Io temo tanto la parola degli uomini.

Dicono tutto sempre così chiaro:

questo si chiama cane e quello casa,

e qui è l’inizio e là la fine.

E mi spaura il modo, lo schernire per gioco,

che sappian tutto ciò che fu e sarà;

non c’è montagna che li meravigli:

le loro terre e giardini confinano con Dio.

Vorrei ammonirli, fermarli: state lontani.

A me piace sentire le cose cantare.

Voi le toccate: diventano

rigide e mute.

Voi mi uccidete le cose.

L’amicizia, specie nell’età giovanile, dischiude lo scenario del dubbio, della resistenza che cose e persone possono fare di contro a decisioni e speranze individuali. Questo impaurisce e irrigidisce, ma si tratta di una messa alla prova, del percorso naturale e formativo del rapporto tra esseri umani.

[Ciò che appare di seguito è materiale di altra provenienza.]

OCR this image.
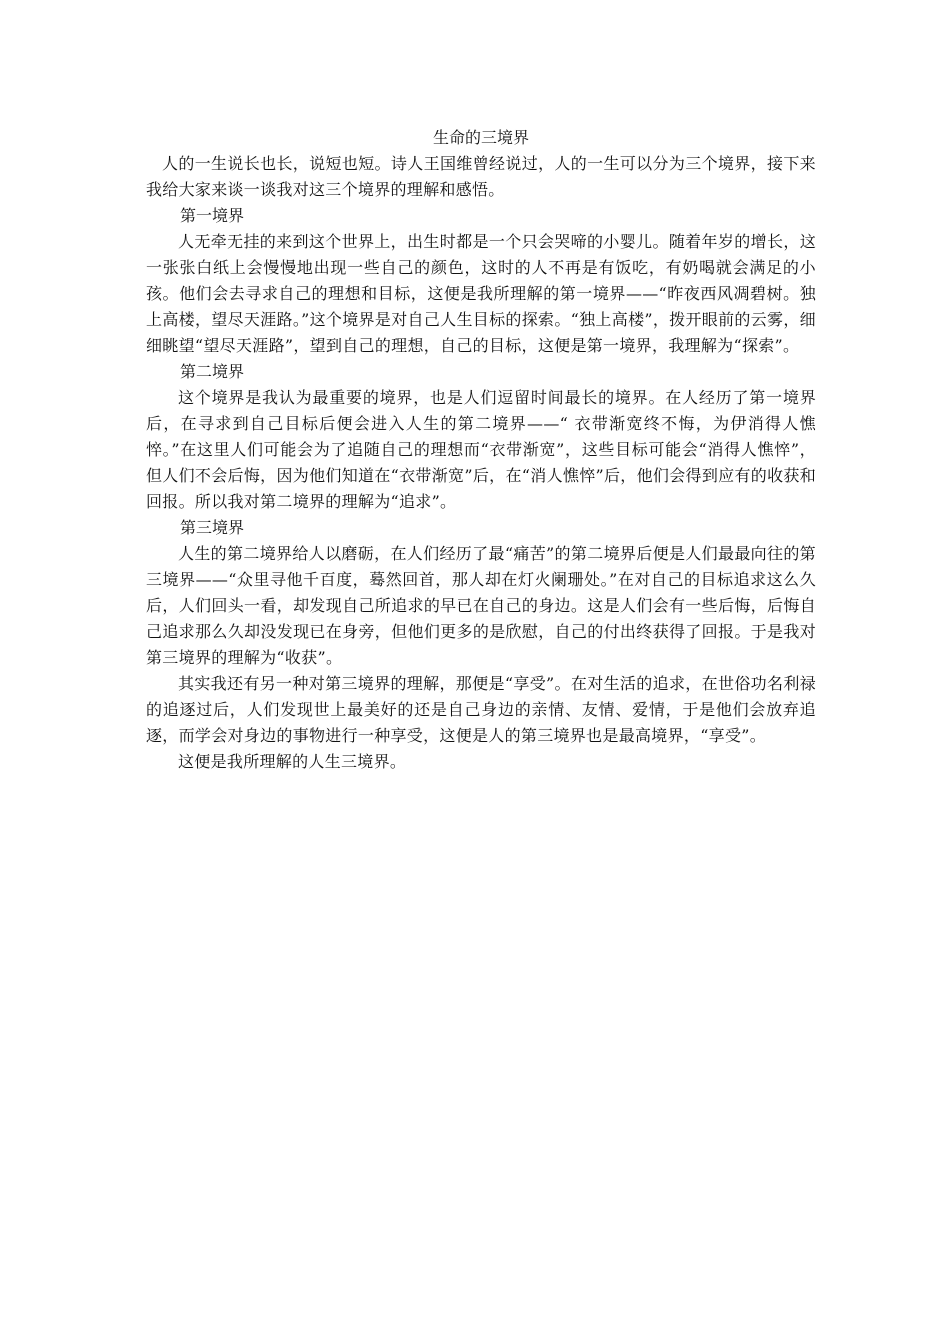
生命的三境界

人的一生说长也长，说短也短。诗人王国维曾经说过，人的一生可以分为三个境界，接下来我给大家来谈一谈我对这三个境界的理解和感悟。

第一境界

人无牵无挂的来到这个世界上，出生时都是一个只会哭啼的小婴儿。随着年岁的增长，这一张张白纸上会慢慢地出现一些自己的颜色，这时的人不再是有饭吃，有奶喝就会满足的小孩。他们会去寻求自己的理想和目标，这便是我所理解的第一境界——“昨夜西风凋碧树。独上高楼，望尽天涯路。”这个境界是对自己人生目标的探索。“独上高楼”，拨开眼前的云雾，细细眺望“望尽天涯路”，望到自己的理想，自己的目标，这便是第一境界，我理解为“探索”。

第二境界

这个境界是我认为最重要的境界，也是人们逗留时间最长的境界。在人经历了第一境界后，在寻求到自己目标后便会进入人生的第二境界——“ 衣带渐宽终不悔，为伊消得人憔悴。”在这里人们可能会为了追随自己的理想而“衣带渐宽”，这些目标可能会“消得人憔悴”，但人们不会后悔，因为他们知道在“衣带渐宽”后，在“消人憔悴”后，他们会得到应有的收获和回报。所以我对第二境界的理解为“追求”。

第三境界

人生的第二境界给人以磨砺，在人们经历了最“痛苦”的第二境界后便是人们最最向往的第三境界——“众里寻他千百度，蓦然回首，那人却在灯火阑珊处。”在对自己的目标追求这么久后，人们回头一看，却发现自己所追求的早已在自己的身边。这是人们会有一些后悔，后悔自己追求那么久却没发现已在身旁，但他们更多的是欣慰，自己的付出终获得了回报。于是我对第三境界的理解为“收获”。

其实我还有另一种对第三境界的理解，那便是“享受”。在对生活的追求，在世俗功名利禄的追逐过后，人们发现世上最美好的还是自己身边的亲情、友情、爱情，于是他们会放弃追逐，而学会对身边的事物进行一种享受，这便是人的第三境界也是最高境界，“享受”。

这便是我所理解的人生三境界。
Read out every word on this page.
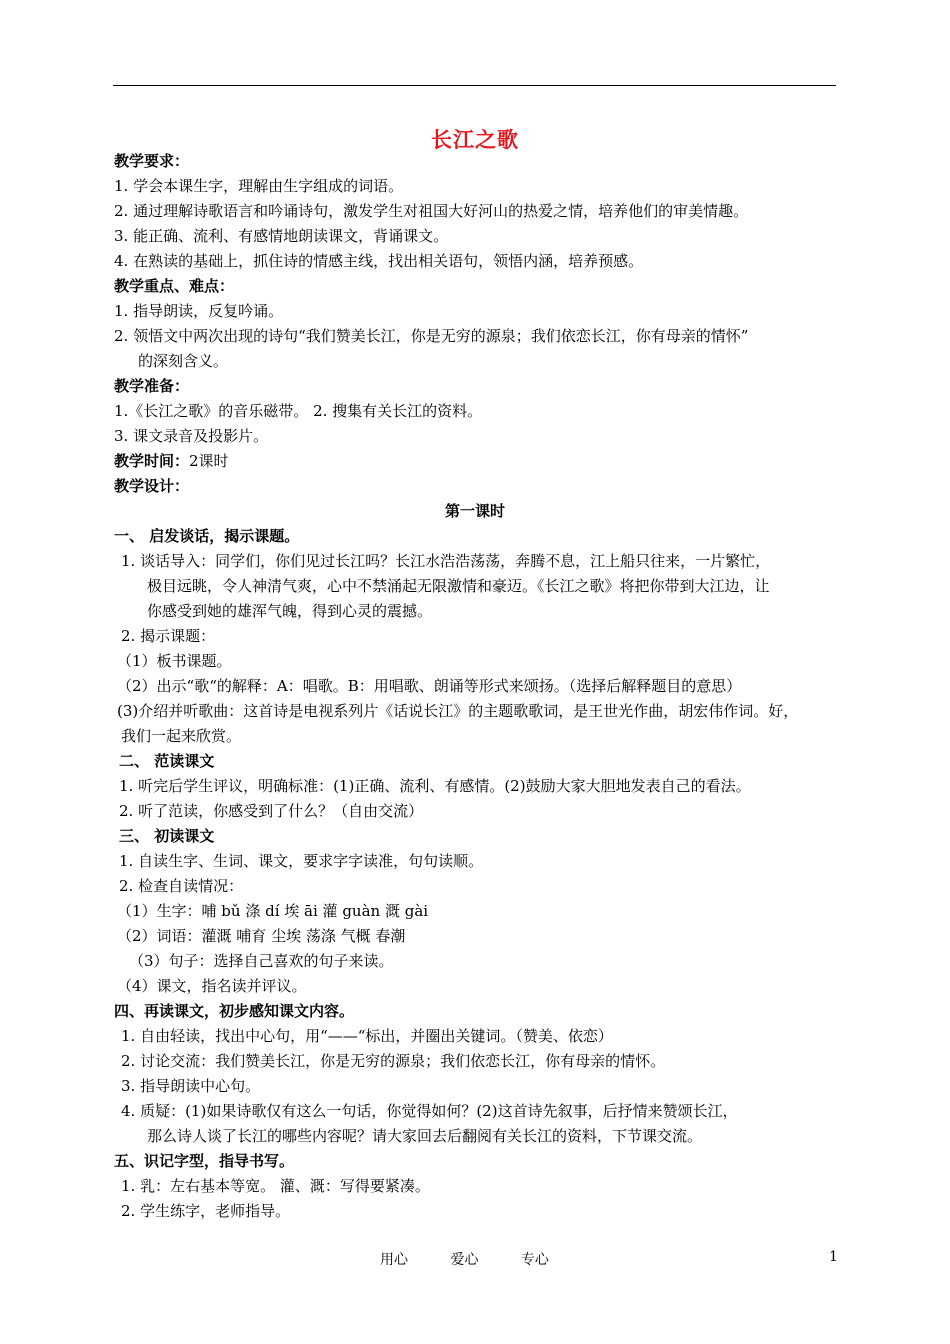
长江之歌
教学要求：
1. 学会本课生字，理解由生字组成的词语。
2. 通过理解诗歌语言和吟诵诗句，激发学生对祖国大好河山的热爱之情，培养他们的审美情趣。
3. 能正确、流利、有感情地朗读课文，背诵课文。
4. 在熟读的基础上，抓住诗的情感主线，找出相关语句，领悟内涵，培养预感。
教学重点、难点：
1. 指导朗读，反复吟诵。
2. 领悟文中两次出现的诗句“我们赞美长江，你是无穷的源泉；我们依恋长江，你有母亲的情怀”
的深刻含义。
教学准备：
1.《长江之歌》的音乐磁带。 2. 搜集有关长江的资料。
3. 课文录音及投影片。
教学时间：2课时
教学设计：
第一课时
一、 启发谈话，揭示课题。
1. 谈话导入：同学们，你们见过长江吗？长江水浩浩荡荡，奔腾不息，江上船只往来，一片繁忙，
极目远眺，令人神清气爽，心中不禁涌起无限激情和豪迈。《长江之歌》将把你带到大江边，让
你感受到她的雄浑气魄，得到心灵的震撼。
2. 揭示课题：
（1）板书课题。
（2）出示“歌“的解释：A：唱歌。B：用唱歌、朗诵等形式来颂扬。（选择后解释题目的意思）
(3)介绍并听歌曲：这首诗是电视系列片《话说长江》的主题歌歌词，是王世光作曲，胡宏伟作词。好，
我们一起来欣赏。
二、 范读课文
1. 听完后学生评议，明确标准：(1)正确、流利、有感情。(2)鼓励大家大胆地发表自己的看法。
2. 听了范读，你感受到了什么？（自由交流）
三、 初读课文
1. 自读生字、生词、课文，要求字字读准，句句读顺。
2. 检查自读情况：
（1）生字：哺 bǔ 涤 dí 埃 āi 灌 guàn 溉 gài
（2）词语：灌溉 哺育 尘埃 荡涤 气概 春潮
（3）句子：选择自己喜欢的句子来读。
（4）课文，指名读并评议。
四、再读课文，初步感知课文内容。
1. 自由轻读，找出中心句，用“——“标出，并圈出关键词。（赞美、依恋）
2. 讨论交流：我们赞美长江，你是无穷的源泉；我们依恋长江，你有母亲的情怀。
3. 指导朗读中心句。
4. 质疑：(1)如果诗歌仅有这么一句话，你觉得如何？(2)这首诗先叙事，后抒情来赞颂长江，
那么诗人谈了长江的哪些内容呢？请大家回去后翻阅有关长江的资料，下节课交流。
五、识记字型，指导书写。
1. 乳：左右基本等宽。 灌、溉：写得要紧凑。
2. 学生练字，老师指导。
用心	爱心	专心	1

Il mettersi alla prova costituisce una zona liminare: cioè quella zona dell’esistere e del pensare umano che mette in comunicazione, e che può produrre separazione o aggregazione, senza mai raggiungere il tutto indifferenziato. Tale periodo liminare, di sospensione, ha uno scopo formativo; avvicina la persona a compiere un determinato rito di passaggio – nel caso degli adulti, esegetico – e  che può rinsaldare e generare rapporti ed alleanze.

L’amicizia, sempre arricchita di immaginazione e realtà, in una cornice esistenziale fatta di “piccole storie” costituite da microcosmi umani, ricordi, sentimenti, nostalgie, vicissitudini, metafore. Piccole storie aperte ai conflitti e alle lacerazioni, alle debolezze e alle tentazioni, nell’ansia di capirsi e nella possibilità di creare insieme una comunità di cura e destino.

Borgna, dopo aver dedicato il testo L’indicibile tenerezza (2016) al pensiero di Simone Weil, “attraversa” di nuovo le parole di questa autrice, e ricorda che Weil considera l’amicizia un miracolo. È tale anche nei manicomi di psichiatria ieri, nei reparti di psichiatria oggi, quando un paziente, a voce o con una lettera, chiede al medico o agli infermieri la possibilità di una visita da parte dell’amico o dell’amica; nello strazio, nella sofferenza, lo sguardo dell’amico può aiutare a ritrovare un senso, anche nelle notti dell’anima così saldamente costituite da tremori e angosce. L’amico è la persona che non segue solo le parole, non maneggia solo l’arte dell’ascolto. L’amico sa rimanere tra sospiri e afflati. La sua presenza silenziosa può fendere la vischiosa disperazione, estendere nuovamente la propulsione all’avvenire e così accendere una simbolica che profuma di altrimenti.